Um dos exemplos que chama a atenção é a MP 627, de 2013, que alterou tributação sobre lucro de empresas brasileiras no exterior e foi convertida na lei 12.973, de 13 de maio de 2014. Ela teve 516 emendas de parlamentares --12 delas do senador Jucá. Na MP 651 --o chamado "pacote de bondades", com alterações no mercado financeiro-- foram 21 emendas apresentadas pelo senador: quatro delas supostamente a pedido da Odebrecht.

"O setor privado organizado se aproveita de eventuais impasses nessa negociação entre Executivo e Legislativo e faz lobby pela inclusão de emendas favoráveis a si. O fato de Romero Jucá ser disparado o parlamentar com o maior número de relatorias de MPs e ser chamado de 'Resolvedor Geral da República' pelo lobista Cláudio Melo Filho da Odebrecht diz muito sobre isso", afirma Carazza.

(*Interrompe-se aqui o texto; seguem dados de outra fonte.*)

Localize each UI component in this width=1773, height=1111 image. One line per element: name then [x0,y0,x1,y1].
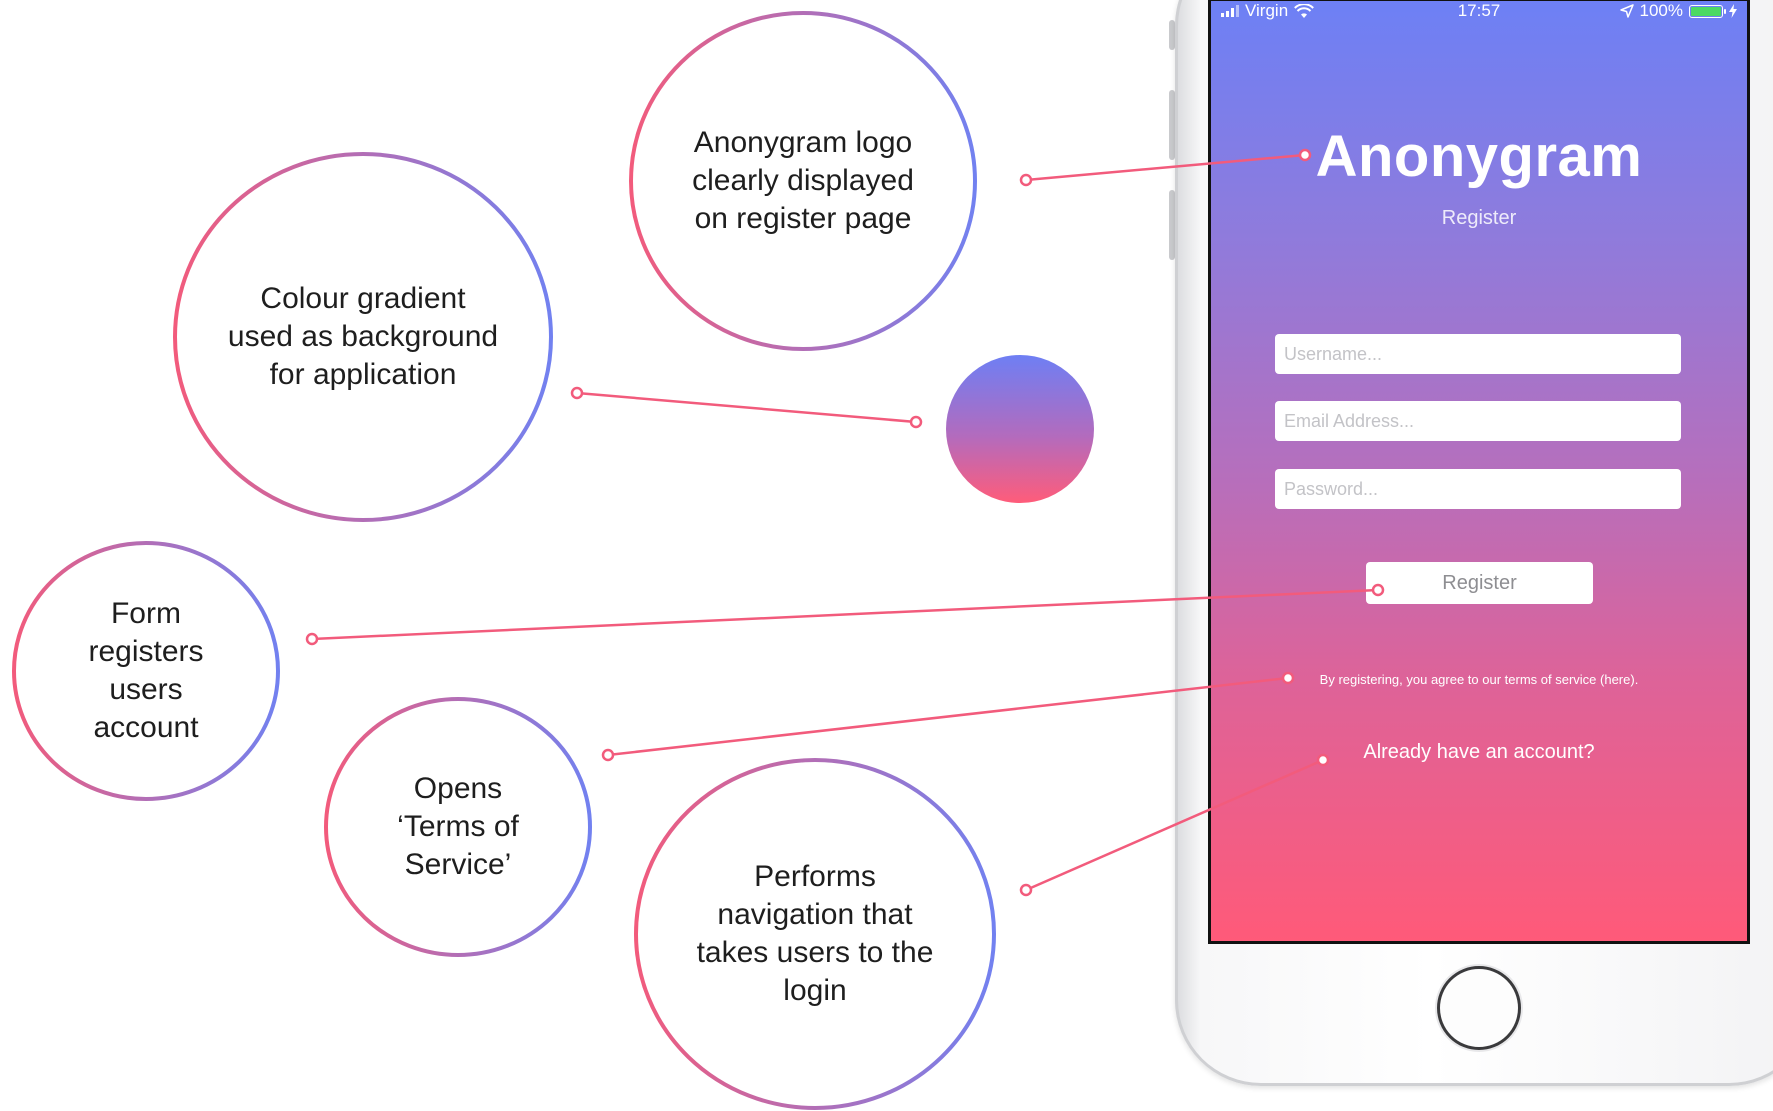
login-link[interactable]: Already have an account? [1211,741,1747,764]
annotation-form: Form registers users account [11,540,281,802]
email-input[interactable] [1275,401,1681,441]
annotation-terms-text: Opens ‘Terms of Service’ [397,772,519,881]
annotation-login: Performs navigation that takes users to … [633,757,997,1111]
annotation-form-text: Form registers users account [88,597,204,744]
annotation-gradient-text: Colour gradient used as background for a… [227,282,499,391]
annotation-logo-text: Anonygram logo clearly displayed on regi… [692,126,914,235]
connector-gradient [576,391,917,424]
location-icon [1619,4,1634,18]
register-button[interactable]: Register [1366,562,1593,604]
status-bar-right: 100% [1619,1,1737,21]
battery-fill [1691,6,1721,16]
page-subtitle: Register [1441,207,1517,229]
annotation-terms: Opens ‘Terms of Service’ [323,696,593,958]
password-input[interactable] [1275,469,1681,509]
battery-percentage: 100% [1639,1,1683,20]
app-logo-title: Anonygram [1315,124,1643,189]
annotation-login-text: Performs navigation that takes users to … [696,860,934,1007]
gradient-swatch [946,355,1094,503]
terms-of-service-link[interactable]: By registering, you agree to our terms o… [1211,672,1747,687]
home-button[interactable] [1437,966,1521,1050]
charging-icon [1729,4,1737,18]
annotation-gradient: Colour gradient used as background for a… [172,151,554,523]
annotation-logo: Anonygram logo clearly displayed on regi… [628,10,978,352]
app-screen: Virgin 17:57 100% Anonygram Register Reg… [1208,0,1750,944]
status-bar: Virgin 17:57 100% [1211,1,1747,25]
username-input[interactable] [1275,334,1681,374]
battery-icon [1689,4,1726,18]
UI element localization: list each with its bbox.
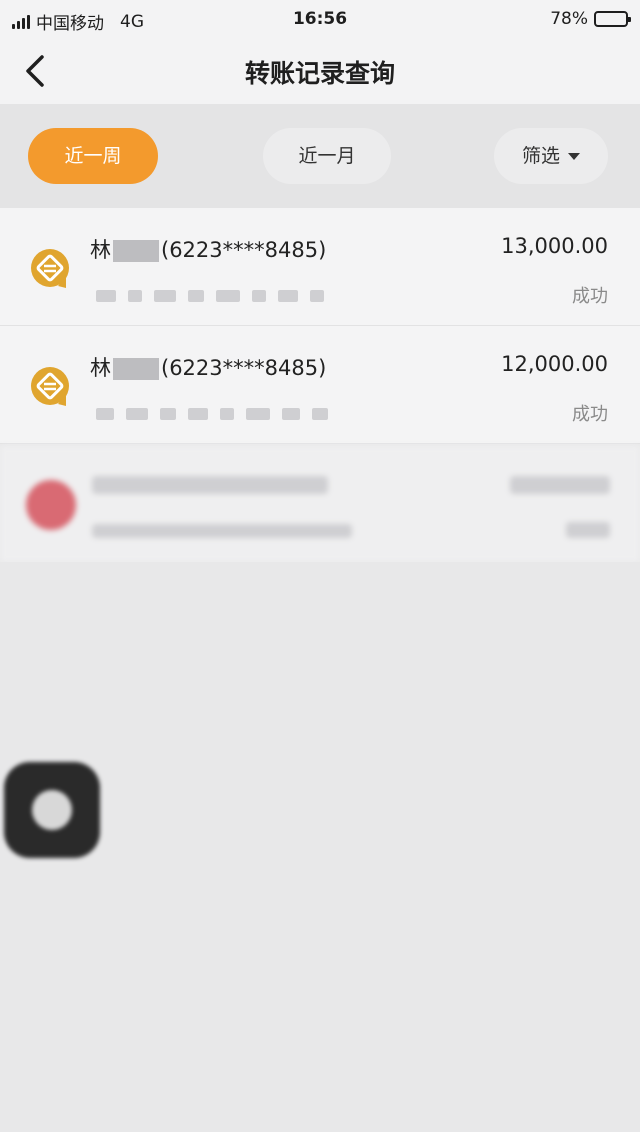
payee-name-prefix: 林 [90, 238, 111, 262]
blurred-record-row [0, 446, 640, 562]
filter-week-label: 近一周 [64, 145, 122, 167]
page-title: 转账记录查询 [244, 59, 395, 88]
payee-name: 林 (6223****8485) [90, 352, 326, 382]
status-right: 78% [550, 9, 631, 29]
status-time: 16:56 [292, 9, 348, 29]
transfer-status: 成功 [572, 404, 608, 425]
transfer-status: 成功 [572, 286, 608, 307]
assistive-touch-button[interactable] [4, 762, 100, 858]
filter-month-button[interactable]: 近一月 [263, 128, 391, 184]
status-bar: 中国移动 4G 16:56 78% [0, 0, 640, 40]
payee-account: (6223****8485) [161, 238, 327, 262]
filter-month-label: 近一月 [298, 145, 356, 167]
payee-account: (6223****8485) [161, 356, 327, 380]
payee-name-prefix: 林 [90, 356, 111, 380]
caret-down-icon [568, 153, 580, 160]
masked-details [96, 286, 356, 306]
filter-bar: 近一周 近一月 筛选 [0, 104, 640, 208]
masked-details [96, 404, 356, 424]
transfer-coin-icon [31, 249, 69, 288]
battery-icon [594, 11, 631, 27]
transfer-amount: 13,000.00 [501, 234, 608, 258]
nav-bar: 转账记录查询 [0, 40, 640, 104]
transfer-record-row[interactable]: 林 (6223****8485) 12,000.00 成功 [0, 326, 640, 444]
masked-name [113, 358, 159, 380]
blurred-record-icon [26, 480, 76, 530]
transfer-amount: 12,000.00 [501, 352, 608, 376]
transfer-record-row[interactable]: 林 (6223****8485) 13,000.00 成功 [0, 208, 640, 326]
filter-week-button[interactable]: 近一周 [28, 128, 158, 184]
filter-dropdown-button[interactable]: 筛选 [494, 128, 608, 184]
empty-area [0, 562, 640, 1132]
battery-percent: 78% [550, 9, 588, 29]
transfer-coin-icon [31, 367, 69, 406]
filter-dropdown-label: 筛选 [521, 145, 560, 167]
payee-name: 林 (6223****8485) [90, 234, 326, 264]
transfer-record-list: 林 (6223****8485) 13,000.00 成功 林 (6223****8… [0, 208, 640, 444]
masked-name [113, 240, 159, 262]
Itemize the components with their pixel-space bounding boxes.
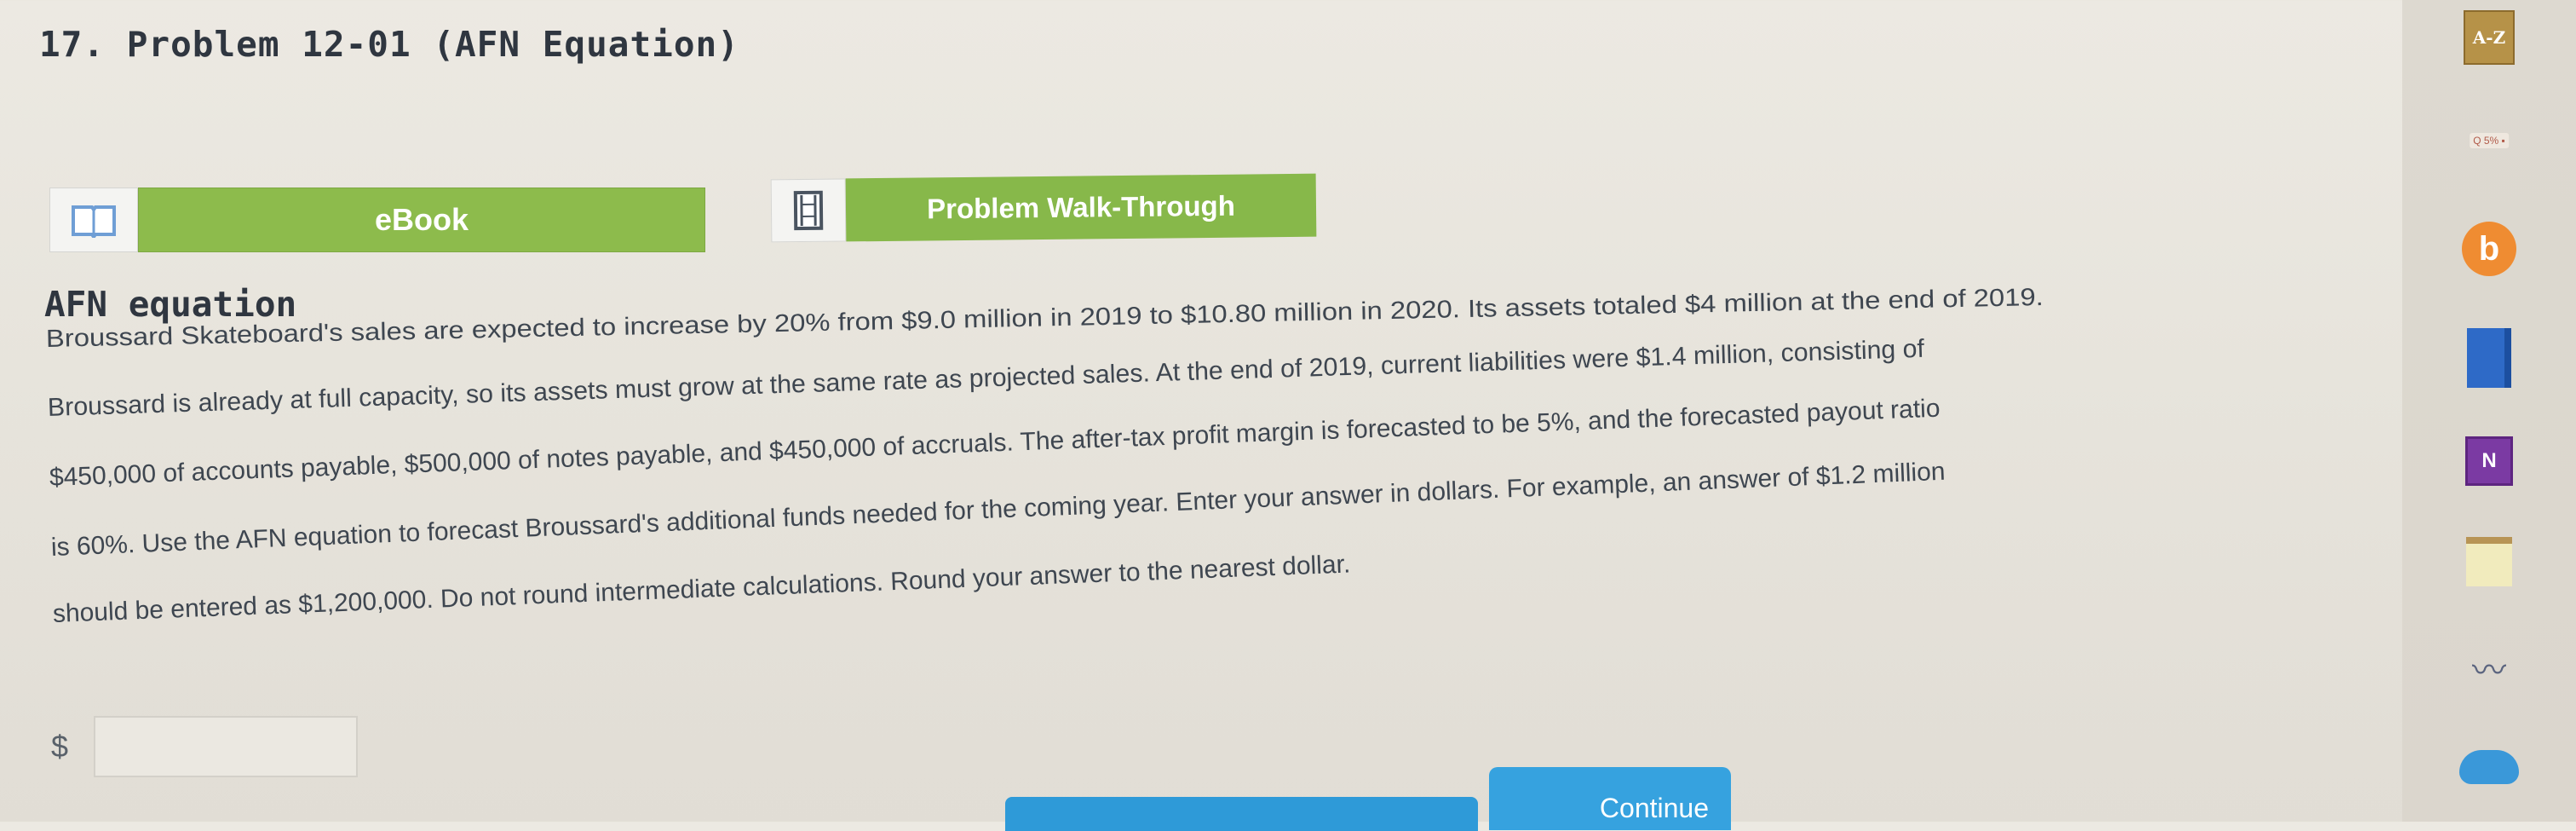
film-icon [771, 178, 847, 242]
problem-walkthrough-button[interactable]: Problem Walk-Through [846, 174, 1317, 242]
cloud-icon[interactable] [2459, 750, 2519, 784]
book-icon[interactable] [2467, 328, 2511, 388]
assignment-page: 17. Problem 12-01 (AFN Equation) eBook P… [0, 0, 2402, 822]
bottom-action-button[interactable] [1005, 797, 1478, 831]
paragraph-line-5: should be entered as $1,200,000. Do not … [52, 550, 1351, 628]
ebook-toolbar[interactable]: eBook [49, 188, 705, 252]
problem-title: 17. Problem 12-01 (AFN Equation) [39, 24, 739, 65]
continue-button[interactable]: Continue [1489, 767, 1731, 830]
notes-icon[interactable] [2466, 537, 2512, 586]
walkthrough-toolbar[interactable]: Problem Walk-Through [771, 174, 1317, 243]
onenote-icon[interactable]: N [2465, 436, 2513, 486]
afn-answer-input[interactable] [94, 716, 358, 777]
ebook-button[interactable]: eBook [138, 188, 705, 252]
currency-symbol: $ [51, 729, 94, 765]
app-taskbar: A-Z Q 5% ▪ b N 〰 [2402, 0, 2576, 822]
dictionary-icon[interactable]: A-Z [2464, 10, 2515, 65]
section-heading: AFN equation [44, 284, 296, 325]
answer-row: $ [51, 713, 375, 781]
scribble-icon[interactable]: 〰 [2472, 643, 2506, 692]
notification-icon[interactable]: Q 5% ▪ [2470, 133, 2509, 148]
orange-app-icon[interactable]: b [2462, 222, 2516, 276]
book-icon [49, 188, 138, 252]
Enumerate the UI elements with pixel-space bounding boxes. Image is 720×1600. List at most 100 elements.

O senador nega as acusações e, em entrevista a uma rádio, disse que "quem fala em compra de MPs não conhece como funciona o governo e o Congresso". "A acusação sobre a compra de MPs é ridícula, tenho maior respeito pela classe empresarial, jamais faria um absurdo desses", afirmou.

Em nota enviada ao UOL por meio de sua assessoria de imprensa, Jucá afirma que, "como líder do governo ou relator de Medidas Provisórias, recebe as demandas dos deputados e senadores, de áreas governamentais, do Ministério da Fazenda, da Receita Federal, das confederações, dos setores da economia e das centrais sindicais".

"A partir daí, se discute o teor de Medidas Provisórias com todos os órgãos. Somente se leva adiante, em forma de emendas, o que é aprovado pela equipe econômica, pois, se não há aprovação das áreas econômicas dos governos, as mesmas são vetadas, uma vez que o presidente da República é quem sanciona qualquer alteração em leis."